The set of possible actions and their outcomes with respect to the robot and an object are referred to as affordances:
the “action possibilities” latent in the environment for a given agent.  For example, a book with a
planar side affords the ability to push it and a handle attached to a coffee cup affords the ability to grasp it.
Traditionally, much work in robot planning presumes that the physics of the world and its objects can be
modeled, learned and simulated in sufficient detail such that the effect of an action in any context can be
robustly predicted.  Under these assumptions the affordances of any object can be predicted through simulation.
However, it is currently an open question as to what extent this is possible. Even if possible, it will
certainly require extensive and exquisite sensing.

The notion of affordance based learning and action is  that as an alternative to the physics-complete planning system, a perception driven, affordance-behavior approach allows for combining limited, perceptually-derived geometrical information with experientially-learned knowledge about the behavior of objects.
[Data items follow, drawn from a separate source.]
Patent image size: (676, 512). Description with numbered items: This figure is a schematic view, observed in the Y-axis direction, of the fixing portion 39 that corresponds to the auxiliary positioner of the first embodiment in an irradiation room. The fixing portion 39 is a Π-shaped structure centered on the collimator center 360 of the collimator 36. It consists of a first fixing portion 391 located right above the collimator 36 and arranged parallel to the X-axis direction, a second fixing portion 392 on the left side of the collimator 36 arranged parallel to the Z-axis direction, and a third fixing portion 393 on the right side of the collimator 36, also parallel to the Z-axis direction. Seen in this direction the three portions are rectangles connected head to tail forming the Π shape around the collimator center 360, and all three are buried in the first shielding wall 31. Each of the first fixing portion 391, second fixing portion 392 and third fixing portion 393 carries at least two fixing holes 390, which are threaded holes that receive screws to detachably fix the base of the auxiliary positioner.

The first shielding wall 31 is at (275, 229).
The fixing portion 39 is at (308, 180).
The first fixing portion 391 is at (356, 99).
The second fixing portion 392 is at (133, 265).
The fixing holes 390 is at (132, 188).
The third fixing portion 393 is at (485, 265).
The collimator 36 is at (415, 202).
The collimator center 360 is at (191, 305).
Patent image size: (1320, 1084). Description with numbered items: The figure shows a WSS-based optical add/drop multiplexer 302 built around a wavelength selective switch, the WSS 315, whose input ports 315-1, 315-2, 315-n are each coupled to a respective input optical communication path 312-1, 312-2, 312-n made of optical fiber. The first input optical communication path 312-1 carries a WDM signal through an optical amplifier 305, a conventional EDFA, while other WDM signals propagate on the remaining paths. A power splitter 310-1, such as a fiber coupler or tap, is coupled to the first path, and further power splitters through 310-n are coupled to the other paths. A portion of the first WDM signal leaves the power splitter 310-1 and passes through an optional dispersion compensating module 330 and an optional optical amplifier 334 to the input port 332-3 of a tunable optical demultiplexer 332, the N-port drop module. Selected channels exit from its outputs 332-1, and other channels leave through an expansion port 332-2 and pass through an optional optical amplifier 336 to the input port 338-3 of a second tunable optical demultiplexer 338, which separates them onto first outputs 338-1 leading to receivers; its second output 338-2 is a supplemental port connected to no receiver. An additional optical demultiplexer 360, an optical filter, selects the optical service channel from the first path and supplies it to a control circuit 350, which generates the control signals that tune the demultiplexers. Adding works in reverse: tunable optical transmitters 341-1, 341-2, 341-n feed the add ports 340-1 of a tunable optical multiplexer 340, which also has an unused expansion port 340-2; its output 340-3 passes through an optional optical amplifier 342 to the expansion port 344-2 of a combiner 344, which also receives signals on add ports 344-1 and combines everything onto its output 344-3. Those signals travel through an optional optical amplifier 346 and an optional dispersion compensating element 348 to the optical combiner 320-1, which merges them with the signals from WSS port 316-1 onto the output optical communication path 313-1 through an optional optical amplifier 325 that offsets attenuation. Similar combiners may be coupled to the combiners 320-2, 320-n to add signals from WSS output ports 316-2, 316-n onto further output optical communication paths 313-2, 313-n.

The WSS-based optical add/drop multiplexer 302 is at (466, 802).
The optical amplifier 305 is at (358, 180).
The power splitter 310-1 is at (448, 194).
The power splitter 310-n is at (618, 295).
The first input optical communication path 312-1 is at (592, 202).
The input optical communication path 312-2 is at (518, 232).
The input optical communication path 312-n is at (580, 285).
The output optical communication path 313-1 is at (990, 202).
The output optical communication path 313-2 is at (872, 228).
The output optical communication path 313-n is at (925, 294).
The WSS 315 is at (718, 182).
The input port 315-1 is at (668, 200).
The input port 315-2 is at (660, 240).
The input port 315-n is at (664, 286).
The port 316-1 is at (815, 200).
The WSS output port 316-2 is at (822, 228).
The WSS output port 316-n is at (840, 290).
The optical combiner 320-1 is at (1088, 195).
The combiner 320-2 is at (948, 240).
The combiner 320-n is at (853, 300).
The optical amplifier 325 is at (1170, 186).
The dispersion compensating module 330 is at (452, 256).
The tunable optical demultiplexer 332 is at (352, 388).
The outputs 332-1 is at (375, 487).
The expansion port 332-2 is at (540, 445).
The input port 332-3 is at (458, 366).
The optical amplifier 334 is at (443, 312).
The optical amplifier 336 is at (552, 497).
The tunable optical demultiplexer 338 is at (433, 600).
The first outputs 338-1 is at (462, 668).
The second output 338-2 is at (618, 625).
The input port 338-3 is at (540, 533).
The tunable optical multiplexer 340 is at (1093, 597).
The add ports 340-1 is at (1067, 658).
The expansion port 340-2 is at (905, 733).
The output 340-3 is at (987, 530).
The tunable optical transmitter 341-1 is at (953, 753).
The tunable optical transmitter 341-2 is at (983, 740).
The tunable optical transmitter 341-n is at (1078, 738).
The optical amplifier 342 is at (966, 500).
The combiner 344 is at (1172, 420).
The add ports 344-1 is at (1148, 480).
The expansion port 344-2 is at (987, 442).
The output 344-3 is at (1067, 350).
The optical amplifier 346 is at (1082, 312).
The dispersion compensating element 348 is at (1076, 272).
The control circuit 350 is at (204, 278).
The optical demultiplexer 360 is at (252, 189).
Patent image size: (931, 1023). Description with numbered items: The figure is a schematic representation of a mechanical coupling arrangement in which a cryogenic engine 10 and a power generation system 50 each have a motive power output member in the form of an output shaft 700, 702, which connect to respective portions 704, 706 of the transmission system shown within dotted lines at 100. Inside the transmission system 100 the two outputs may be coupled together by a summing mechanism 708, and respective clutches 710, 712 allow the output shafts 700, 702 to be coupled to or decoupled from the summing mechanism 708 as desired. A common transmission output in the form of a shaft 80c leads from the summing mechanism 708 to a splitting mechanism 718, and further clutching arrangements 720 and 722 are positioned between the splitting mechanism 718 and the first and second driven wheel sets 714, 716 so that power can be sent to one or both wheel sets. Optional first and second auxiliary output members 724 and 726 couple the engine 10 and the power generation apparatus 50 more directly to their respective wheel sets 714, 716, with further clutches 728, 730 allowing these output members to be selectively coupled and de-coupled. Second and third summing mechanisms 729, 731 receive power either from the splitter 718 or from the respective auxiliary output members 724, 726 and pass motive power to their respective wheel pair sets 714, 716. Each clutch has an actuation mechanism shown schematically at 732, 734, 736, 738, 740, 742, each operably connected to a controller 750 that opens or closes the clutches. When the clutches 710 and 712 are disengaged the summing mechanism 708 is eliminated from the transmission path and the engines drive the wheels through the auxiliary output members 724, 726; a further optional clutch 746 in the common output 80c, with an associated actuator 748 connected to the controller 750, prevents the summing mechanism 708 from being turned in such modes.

The idea is that at any given point in time, the robot knows about some set of objects and experimental manipulations of those objects
whose outcomes have been recorded. Given some specific object and a task objective, the robot will determine
a plan of actions to perform based upon already learned affordances of similar objects.

For example work see:

Tucker Hermans, Fuxin Li, James M. Rehg, Aaron F. Bobick. "Learning Contact Locations for Pushing and Orienting Unknown Objects." IEEE-RAS International Conference on Humanoid Robotics (Humanoids), Atlanta, GA, USA, October 2013.

Tucker Hermans, Fuxin Li, James M. Rehg, Aaron F. Bobick. "Learning Stable Pushing Locations." IEEE International Conference on Development and Learning and Epigenetic Robotics (ICDL-EPIROB), Osaka, Japan, August 2013.

 

Human Activity Recognition

I still have an interest in activity recognition, but much less from a notion of labeling.   Instead in terms of how it can be used to parse structured video.  For a recent example see:

Nam Vo and Aaron Bobick, "From Stochastic Grammar to Bayes Network: Probabilistic Parsing of Complex Activity" IEEE Conference on Computer Vision and Pattern Recognition (CVPR), 2014.